Pandemic Highlights ‘Seven Weak Links’ of Putin Regime. Shelin Says


Paul Goble

            Staunton, May 8 – The Putin regime has long celebrated itself as ready to handle any contingency, but the coronavirus pandemic has thrown it into a panic, demonstrating its inability to take the necessary actions and highlighting “the seven weak links” of the regime, Sergey Shelin says.

             The Russian people are “tired of the lockdown, tired of the leadership’s babbling, and tired of the lack of good news,” the Rosbalt commentator says. “The ordinary citizen is afraid of getting sick but he is ever less ready to agree with the bosses’ explanations and prohibitions” (rosbalt.ru/blogs/2020/05/08/1842481.html).

            “Our regime with its super-centralization, ideally obedient upper classes and the beloved (in words) mobilization model looked ideally prepared to any misfortunes.

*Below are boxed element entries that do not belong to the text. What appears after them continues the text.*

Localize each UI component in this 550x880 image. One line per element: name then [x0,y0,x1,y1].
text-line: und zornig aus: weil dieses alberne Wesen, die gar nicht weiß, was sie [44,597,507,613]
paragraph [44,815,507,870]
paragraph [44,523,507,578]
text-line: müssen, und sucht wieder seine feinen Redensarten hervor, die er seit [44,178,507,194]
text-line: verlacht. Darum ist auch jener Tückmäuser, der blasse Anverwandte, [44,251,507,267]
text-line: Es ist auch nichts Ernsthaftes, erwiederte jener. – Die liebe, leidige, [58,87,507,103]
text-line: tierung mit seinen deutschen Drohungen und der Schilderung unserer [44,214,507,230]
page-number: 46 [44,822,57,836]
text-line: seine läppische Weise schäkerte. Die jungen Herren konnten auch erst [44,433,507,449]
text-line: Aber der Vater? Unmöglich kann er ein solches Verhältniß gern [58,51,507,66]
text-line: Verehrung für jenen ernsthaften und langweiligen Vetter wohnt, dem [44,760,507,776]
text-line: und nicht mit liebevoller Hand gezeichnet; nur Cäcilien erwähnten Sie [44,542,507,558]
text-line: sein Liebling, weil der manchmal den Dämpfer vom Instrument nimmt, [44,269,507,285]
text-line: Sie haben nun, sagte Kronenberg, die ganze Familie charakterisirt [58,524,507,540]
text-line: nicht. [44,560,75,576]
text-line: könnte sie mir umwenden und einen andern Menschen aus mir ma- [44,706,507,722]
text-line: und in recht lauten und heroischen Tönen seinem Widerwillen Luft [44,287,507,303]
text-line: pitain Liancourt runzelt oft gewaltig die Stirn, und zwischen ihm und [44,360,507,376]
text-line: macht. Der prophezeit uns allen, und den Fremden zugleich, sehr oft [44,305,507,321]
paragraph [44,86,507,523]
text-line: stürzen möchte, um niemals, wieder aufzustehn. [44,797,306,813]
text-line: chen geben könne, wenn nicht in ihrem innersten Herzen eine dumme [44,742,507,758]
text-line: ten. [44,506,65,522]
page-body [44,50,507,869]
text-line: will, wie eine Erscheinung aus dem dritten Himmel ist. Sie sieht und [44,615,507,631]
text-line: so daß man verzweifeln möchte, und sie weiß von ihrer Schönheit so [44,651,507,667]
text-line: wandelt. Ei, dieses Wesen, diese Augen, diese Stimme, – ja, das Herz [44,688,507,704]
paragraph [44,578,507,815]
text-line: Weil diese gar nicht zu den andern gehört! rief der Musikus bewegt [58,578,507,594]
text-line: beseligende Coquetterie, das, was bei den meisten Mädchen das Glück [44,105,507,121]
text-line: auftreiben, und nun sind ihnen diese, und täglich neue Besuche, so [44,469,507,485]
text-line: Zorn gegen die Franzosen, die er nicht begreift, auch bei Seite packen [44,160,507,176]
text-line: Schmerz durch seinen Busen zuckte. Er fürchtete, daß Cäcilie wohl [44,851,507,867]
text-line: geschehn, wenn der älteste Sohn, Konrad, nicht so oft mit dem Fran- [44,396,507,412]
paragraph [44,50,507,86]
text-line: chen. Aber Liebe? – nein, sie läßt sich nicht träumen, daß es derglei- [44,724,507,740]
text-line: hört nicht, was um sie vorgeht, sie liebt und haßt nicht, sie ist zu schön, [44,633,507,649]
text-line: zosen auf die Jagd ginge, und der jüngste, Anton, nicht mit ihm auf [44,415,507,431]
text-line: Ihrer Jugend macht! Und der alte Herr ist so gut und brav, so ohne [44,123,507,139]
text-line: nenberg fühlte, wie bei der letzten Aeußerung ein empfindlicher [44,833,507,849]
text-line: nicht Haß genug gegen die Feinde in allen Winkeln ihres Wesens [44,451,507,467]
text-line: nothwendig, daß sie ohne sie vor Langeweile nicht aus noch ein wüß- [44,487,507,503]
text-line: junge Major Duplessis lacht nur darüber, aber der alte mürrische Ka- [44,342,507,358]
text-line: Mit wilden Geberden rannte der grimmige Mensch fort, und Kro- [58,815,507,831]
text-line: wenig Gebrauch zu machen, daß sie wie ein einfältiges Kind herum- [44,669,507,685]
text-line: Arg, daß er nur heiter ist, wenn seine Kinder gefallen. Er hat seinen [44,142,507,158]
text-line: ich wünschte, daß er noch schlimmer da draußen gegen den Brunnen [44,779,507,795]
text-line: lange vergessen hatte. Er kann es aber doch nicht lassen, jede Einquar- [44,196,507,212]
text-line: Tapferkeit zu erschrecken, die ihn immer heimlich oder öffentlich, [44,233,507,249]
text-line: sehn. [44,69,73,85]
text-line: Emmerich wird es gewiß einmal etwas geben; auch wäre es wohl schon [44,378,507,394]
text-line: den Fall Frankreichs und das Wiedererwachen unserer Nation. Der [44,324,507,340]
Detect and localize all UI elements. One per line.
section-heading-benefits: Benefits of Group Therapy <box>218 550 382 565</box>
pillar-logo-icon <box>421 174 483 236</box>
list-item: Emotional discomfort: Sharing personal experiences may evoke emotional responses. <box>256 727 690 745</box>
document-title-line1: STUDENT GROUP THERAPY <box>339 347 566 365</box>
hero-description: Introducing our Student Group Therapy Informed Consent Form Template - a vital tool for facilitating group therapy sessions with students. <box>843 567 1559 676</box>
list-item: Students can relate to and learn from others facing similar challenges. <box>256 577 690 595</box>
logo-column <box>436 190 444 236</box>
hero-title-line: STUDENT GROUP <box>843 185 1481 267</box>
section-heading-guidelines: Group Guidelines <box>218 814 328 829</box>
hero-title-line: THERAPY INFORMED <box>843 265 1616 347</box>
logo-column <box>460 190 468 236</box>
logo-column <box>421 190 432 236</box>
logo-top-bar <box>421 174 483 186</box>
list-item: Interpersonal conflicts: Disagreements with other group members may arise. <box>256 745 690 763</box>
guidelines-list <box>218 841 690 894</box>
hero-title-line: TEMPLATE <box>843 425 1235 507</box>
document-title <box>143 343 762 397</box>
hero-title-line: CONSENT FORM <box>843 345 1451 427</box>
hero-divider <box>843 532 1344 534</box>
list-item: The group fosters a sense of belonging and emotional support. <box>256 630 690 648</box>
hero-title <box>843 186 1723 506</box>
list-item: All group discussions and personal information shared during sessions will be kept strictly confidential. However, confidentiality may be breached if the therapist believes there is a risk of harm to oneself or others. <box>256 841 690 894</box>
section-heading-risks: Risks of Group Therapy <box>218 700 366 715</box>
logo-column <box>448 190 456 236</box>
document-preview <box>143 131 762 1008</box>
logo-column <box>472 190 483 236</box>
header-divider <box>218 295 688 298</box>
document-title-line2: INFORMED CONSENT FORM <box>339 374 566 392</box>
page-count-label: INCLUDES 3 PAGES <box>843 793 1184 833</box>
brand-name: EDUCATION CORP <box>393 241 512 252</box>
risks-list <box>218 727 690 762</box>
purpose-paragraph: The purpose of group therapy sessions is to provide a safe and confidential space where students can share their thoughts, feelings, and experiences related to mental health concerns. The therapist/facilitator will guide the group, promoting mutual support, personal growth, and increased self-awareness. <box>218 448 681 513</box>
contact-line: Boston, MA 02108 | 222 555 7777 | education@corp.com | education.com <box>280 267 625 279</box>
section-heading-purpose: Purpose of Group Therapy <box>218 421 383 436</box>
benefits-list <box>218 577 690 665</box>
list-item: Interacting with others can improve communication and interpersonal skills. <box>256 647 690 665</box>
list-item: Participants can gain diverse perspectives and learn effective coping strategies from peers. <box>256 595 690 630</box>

But when mobilization was required, it fell apart in all directions,” Shelin continues.  And it showed that seven things the regime is so proud of in fact are its “weak” places.

            First of all, the pandemic showed the dangerous dependence of the power machine “on the interests and ideas about reality of a single individual.”  Had Putin focused on the pandemic at its start instead of worrying about constitutional amendments and Victory Day, Moscow might have taken timely actions. But he didn’t, and it didn’t.

            Second, the pandemic has shown that the vaunted power vertical can function only if there are constant directions from above.  When those are absent, the system doesn’t know how to function: it doesn’t function at all.  No one now knows who is responsible for what and what is to be done.

            Third, the spread of the coronavirus showed the weakness of the bureaucratization of the economy and the shortcomings of the regime’s plans for import substitution.  The regime stopped importing medical equipment but it failed to produce it on its own. Even under the Soviets and during the wild 1990s, the situation was not so dire in this regard.

            Fourth, the pandemic has highlighted the absence of professional expertise and its organization in a way that ensures the necessary information flows upward and the necessary directives flow downward. In Russia today, Shelin says, “there is not only no single administrative leadership but also no single scientific leadership as well.”

            Fifth, the pandemic has shown that the regime’s guardians can be used “however it likes except for supporting order.”  Russian Guards are incapable of explaining to people what is needed, only of repressing them. As a result, “the absurdity of half of the prohibitions has been softened by the lack of any requirement that they be observed.”

            Sixth, the spread of the infection has shown that Putin’s healthcare optimization has destroyed the ability of the medical system to take care of the people or even to take care of its own staff.  Doctors and nurses are being infected and dying, and ever fewer of them are available to treat ordinary Russians.

            And seventh – and this is definitely “last but not the least important,” the pandemic has shown that “a gigantic gap” has opened between those on top of the political pyramid and everyone else.  A decade ago, the regime appeared ready to help Russians recover from the economic crisis; now, it offers crumbs which only make the crisis worse.

            All these things taken together are undermining the proclaimed struggle against the pandemic, Shelin concludes; but they are also dissipating any faith that the current regime is capable of meeting other challenges now and in the future. And that may prove an even harder infection to cure than the coronavirus.